The garden called it quits in the winter as well. In some ways this was a relief—incessant rain means the grass barely grows; most weeds go dormant. If you do a good job of cleaning things up in the fall, the garden sleeps throughout the winter without much need for tending or maintenance. Even things that continue
to grow slow down. The rate at which kale produces leaves in the winter requires great patience.

Being with my mother that winter required great patience as well, which I didn't always have. I buried myself in work, hiding out in the downstairs office, though work was not going well either. The economic downturn was making itself felt in all corners. Where before work had been, if not plentiful, at least available, budgets had now been slashed. And I had spent the summer working less than I should have. When it came to my career and finances, I was bailing water on a sinking ship. That winter felt hard all around. Inescapably hard.

The only bright spots were the afternoons the kids came to play. I was usually working when they arrived, but soon I heard them gallop to the stairs and they burst into the downstairs office, hurtling their small bodies at me. “Tea-tea!” they cried in excitement. “Tea-tea!” On days when my work felt stalled, when it felt like I was failing, having small people simply delighted to see me was like unexpected sunshine, cheerful and warm.

My mother threw herself into these visits.

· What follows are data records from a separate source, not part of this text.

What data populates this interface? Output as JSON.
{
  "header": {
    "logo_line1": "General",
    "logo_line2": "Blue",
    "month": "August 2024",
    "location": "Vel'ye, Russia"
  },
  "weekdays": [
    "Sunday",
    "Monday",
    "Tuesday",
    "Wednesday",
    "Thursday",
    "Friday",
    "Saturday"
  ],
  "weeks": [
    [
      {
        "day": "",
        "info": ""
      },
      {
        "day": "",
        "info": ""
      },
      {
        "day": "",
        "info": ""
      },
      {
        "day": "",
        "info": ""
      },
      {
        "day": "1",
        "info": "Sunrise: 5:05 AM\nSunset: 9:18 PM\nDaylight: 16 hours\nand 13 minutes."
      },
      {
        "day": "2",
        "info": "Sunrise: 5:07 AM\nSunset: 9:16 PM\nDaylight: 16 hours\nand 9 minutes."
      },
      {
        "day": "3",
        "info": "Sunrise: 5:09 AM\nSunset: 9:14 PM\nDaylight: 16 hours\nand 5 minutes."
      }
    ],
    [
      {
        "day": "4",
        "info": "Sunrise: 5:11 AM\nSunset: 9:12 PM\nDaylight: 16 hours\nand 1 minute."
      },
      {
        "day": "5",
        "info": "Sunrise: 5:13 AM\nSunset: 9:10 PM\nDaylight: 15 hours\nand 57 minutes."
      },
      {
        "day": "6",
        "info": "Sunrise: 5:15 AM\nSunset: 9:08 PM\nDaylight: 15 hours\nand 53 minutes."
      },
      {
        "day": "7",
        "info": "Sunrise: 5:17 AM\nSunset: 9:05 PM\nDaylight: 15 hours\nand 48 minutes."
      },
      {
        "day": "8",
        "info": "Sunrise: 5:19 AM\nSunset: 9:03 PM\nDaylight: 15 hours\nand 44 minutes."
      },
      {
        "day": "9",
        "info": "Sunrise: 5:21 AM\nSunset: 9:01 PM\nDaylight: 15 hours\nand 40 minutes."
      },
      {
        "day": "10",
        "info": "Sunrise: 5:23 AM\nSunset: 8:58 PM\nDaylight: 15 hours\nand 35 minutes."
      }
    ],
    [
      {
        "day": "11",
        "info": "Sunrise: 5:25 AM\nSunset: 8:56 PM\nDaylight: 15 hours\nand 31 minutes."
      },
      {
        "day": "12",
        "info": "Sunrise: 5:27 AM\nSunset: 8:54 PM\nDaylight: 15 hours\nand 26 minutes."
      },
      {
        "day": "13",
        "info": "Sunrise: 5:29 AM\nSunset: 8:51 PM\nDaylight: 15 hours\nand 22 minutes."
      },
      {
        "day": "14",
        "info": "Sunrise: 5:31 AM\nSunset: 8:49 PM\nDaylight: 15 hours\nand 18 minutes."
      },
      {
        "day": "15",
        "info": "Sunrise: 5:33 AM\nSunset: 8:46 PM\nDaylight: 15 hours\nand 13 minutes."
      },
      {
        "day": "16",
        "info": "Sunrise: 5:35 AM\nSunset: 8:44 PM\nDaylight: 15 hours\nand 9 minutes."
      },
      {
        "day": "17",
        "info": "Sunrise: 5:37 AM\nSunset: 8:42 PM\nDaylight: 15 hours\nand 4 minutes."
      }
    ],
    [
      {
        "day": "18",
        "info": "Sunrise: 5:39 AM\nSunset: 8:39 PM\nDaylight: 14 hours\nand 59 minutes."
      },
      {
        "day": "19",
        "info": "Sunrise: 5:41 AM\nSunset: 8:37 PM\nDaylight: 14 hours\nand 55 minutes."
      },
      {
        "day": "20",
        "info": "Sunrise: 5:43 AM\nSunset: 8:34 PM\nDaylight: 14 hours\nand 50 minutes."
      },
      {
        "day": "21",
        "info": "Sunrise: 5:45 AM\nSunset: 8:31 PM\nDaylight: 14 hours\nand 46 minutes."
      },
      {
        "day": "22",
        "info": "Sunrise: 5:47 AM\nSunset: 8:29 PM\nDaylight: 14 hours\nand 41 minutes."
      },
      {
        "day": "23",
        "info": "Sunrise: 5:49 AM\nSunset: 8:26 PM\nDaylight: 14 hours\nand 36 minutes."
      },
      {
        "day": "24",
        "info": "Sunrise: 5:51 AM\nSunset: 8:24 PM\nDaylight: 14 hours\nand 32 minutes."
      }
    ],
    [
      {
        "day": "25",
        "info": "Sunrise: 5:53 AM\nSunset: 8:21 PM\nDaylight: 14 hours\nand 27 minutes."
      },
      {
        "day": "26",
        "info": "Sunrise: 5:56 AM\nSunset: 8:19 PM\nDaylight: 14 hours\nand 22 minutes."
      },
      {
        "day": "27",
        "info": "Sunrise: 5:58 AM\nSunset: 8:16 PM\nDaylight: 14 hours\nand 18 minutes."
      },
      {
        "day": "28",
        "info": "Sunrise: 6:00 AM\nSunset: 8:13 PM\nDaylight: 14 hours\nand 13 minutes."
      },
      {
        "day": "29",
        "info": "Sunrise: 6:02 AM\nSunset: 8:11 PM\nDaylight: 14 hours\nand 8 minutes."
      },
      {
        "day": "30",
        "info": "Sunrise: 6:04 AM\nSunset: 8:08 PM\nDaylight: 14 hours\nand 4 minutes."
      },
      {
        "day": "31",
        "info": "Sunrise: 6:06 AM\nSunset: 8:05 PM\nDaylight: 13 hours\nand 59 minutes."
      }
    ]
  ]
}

She spent the day before shopping, buying foods she knew the kids liked, making sure she had organic milk in the house. The day after their visits she spent cleaning up the games or crafts scattered around, re-hanging dress-up clothing in the closet, sweeping up crumbs and bits of food from under the dining room table. I knew she loved them coming, but I wondered how long she could keep it up.

The days Graham—the girls' new brother—came to play were easier on her. His needs were simpler, the pace of a baby slower. She was perfectly happy to sit on the floor and roll a ball back and forth with her grandson, for hours if he wanted. It reminded me again of how much seniors can offer, what a good match they can be for small children.

The baby looked exactly like my brother—blond hair with stickup cowlicks and big wide eyes. It was as if my brother had managed to clone himself. As Graham started crawling and toddling
on uneven legs, it felt like we had gone back in time. To see him playing on the same Chinese carpet my brother and I had played on was to feel as if thirty years had somehow vanished, as if I were seeing my brother again as a child. As if no time had passed at all.